The Committee will meet today to examine H.R. 1479, the Community Reinvestment Modernization Act of 2009, introduced by Rep. Eddie Bernice Johnson, D-Texas. H.R. 1479 would subject non-bank affiliates of bank holding companies to CRA requirements if they engage in lending or offer banking product services.
“At a time when Congress is re-evaluating the entire financial services regulatory system, we hope members of the committee will recognize the diversity of different financial products,” said Jimi Grande, senior vice president of federal affairs for NAMIC. “Insurance companies are not the same as banks. Forcing insurers under the CRA would require them to abide by unfair regulations, raise costs for policyholders and potentially violate their fiduciary duty.”

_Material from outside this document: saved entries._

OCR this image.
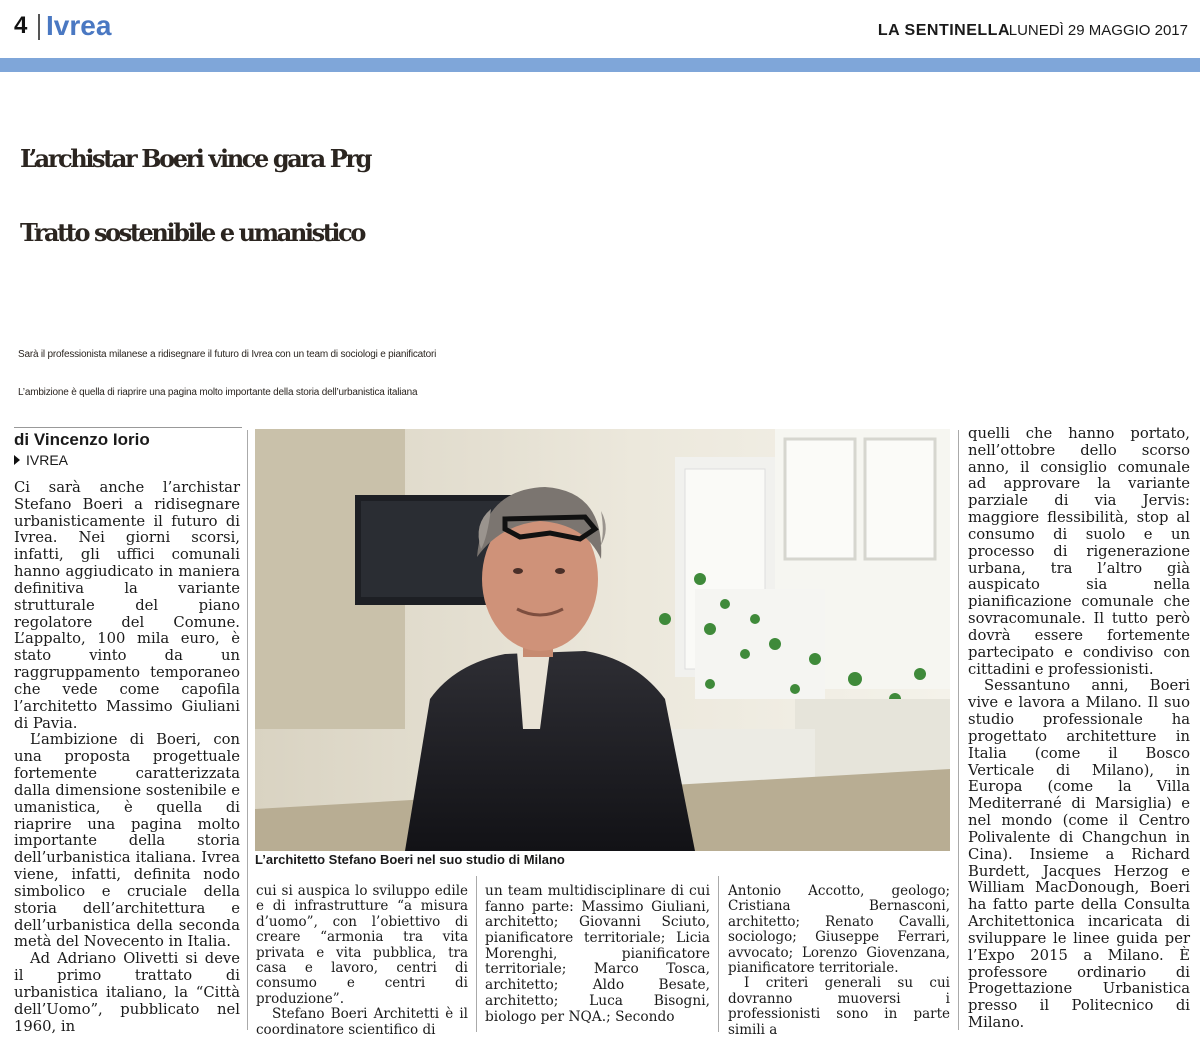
4 Ivrea	LA SENTINELLA
LUNEDÌ 29 MAGGIO 2017
L’archistar Boeri vince gara Prg
Tratto sostenibile e umanistico
Sarà il professionista milanese a ridisegnare il futuro di Ivrea con un team di sociologi e pianificatori
L’ambizione è quella di riaprire una pagina molto importante della storia dell’urbanistica italiana
di Vincenzo Iorio
IVREA

Ci sarà anche l’archistar Stefano Boeri a ridisegnare urbanisticamente il futuro di Ivrea. Nei giorni scorsi, infatti, gli uffici comunali hanno aggiudicato in maniera definitiva la variante strutturale del piano regolatore del Comune. L’appalto, 100 mila euro, è stato vinto da un raggruppamento temporaneo che vede come capofila l’architetto Massimo Giuliani di Pavia.

L’ambizione di Boeri, con una proposta progettuale fortemente caratterizzata dalla dimensione sostenibile e umanistica, è quella di riaprire una pagina molto importante della storia dell’urbanistica italiana. Ivrea viene, infatti, definita nodo simbolico e cruciale della storia dell’architettura e dell’urbanistica della seconda metà del Novecento in Italia.

Ad Adriano Olivetti si deve il primo trattato di urbanistica italiano, la “Città dell’Uomo”, pubblicato nel 1960, in

L’architetto Stefano Boeri nel suo studio di Milano

cui si auspica lo sviluppo edile e di infrastrutture “a misura d’uomo”, con l’obiettivo di creare “armonia tra vita privata e vita pubblica, tra casa e lavoro, centri di consumo e centri di produzione”.

Stefano Boeri Architetti è il coordinatore scientifico di

un team multidisciplinare di cui fanno parte: Massimo Giuliani, architetto; Giovanni Sciuto, pianificatore territoriale; Licia Morenghi, pianificatore territoriale; Marco Tosca, architetto; Aldo Besate, architetto; Luca Bisogni, biologo per NQA.; Secondo

Antonio Accotto, geologo; Cristiana Bernasconi, architetto; Renato Cavalli, sociologo; Giuseppe Ferrari, avvocato; Lorenzo Giovenzana, pianificatore territoriale.

I criteri generali su cui dovranno muoversi i professionisti sono in parte simili a

quelli che hanno portato, nell’ottobre dello scorso anno, il consiglio comunale ad approvare la variante parziale di via Jervis: maggiore flessibilità, stop al consumo di suolo e un processo di rigenerazione urbana, tra l’altro già auspicato sia nella pianificazione comunale che sovracomunale. Il tutto però dovrà essere fortemente partecipato e condiviso con cittadini e professionisti.

Sessantuno anni, Boeri vive e lavora a Milano. Il suo studio professionale ha progettato architetture in Italia (come il Bosco Verticale di Milano), in Europa (come la Villa Mediterrané di Marsiglia) e nel mondo (come il Centro Polivalente di Changchun in Cina). Insieme a Richard Burdett, Jacques Herzog e William MacDonough, Boeri ha fatto parte della Consulta Architettonica incaricata di sviluppare le linee guida per l’Expo 2015 a Milano. È professore ordinario di Progettazione Urbanistica presso il Politecnico di Milano.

The Community Reinvestment Act (CRA) requires that federal banking regulatory agencies evaluate how each of its regulated businesses affirmatively meets the credit needs of its entire community, particularly low- to moderate-income neighborhoods. Many in the banking industry have argued that the burdens imposed on them by the CRA led to the questionable lending practices that contributed to the current financial crisis.
If an institution fails to meet its CRA requirements, the federal government can choose to impose penalties and restrictions. However, these tests are based on lending, investment and service, with lending as the primary factor. Insurance companies would violate their fiduciary duty to policyholders as well as state insurance laws if they were to extend credit in the manner and to the degree contemplated by the CRA lending test.
The proposed expansion also fails to recognize the state-based systems in place that address the concerns of the CRA. State regulators also seek out potential problems through regular market conduct examinations, or by investigating consumer complaints.
“Seeking to apply the Community Reinvestment Act to insurance companies would be forcing a square peg into a round hole,” said Grande. “We encourage lawmakers to focus on correcting the regulatory gaps that led to this crisis rather than on harmful policies such as expanding the CRA to property/casualty insurers.”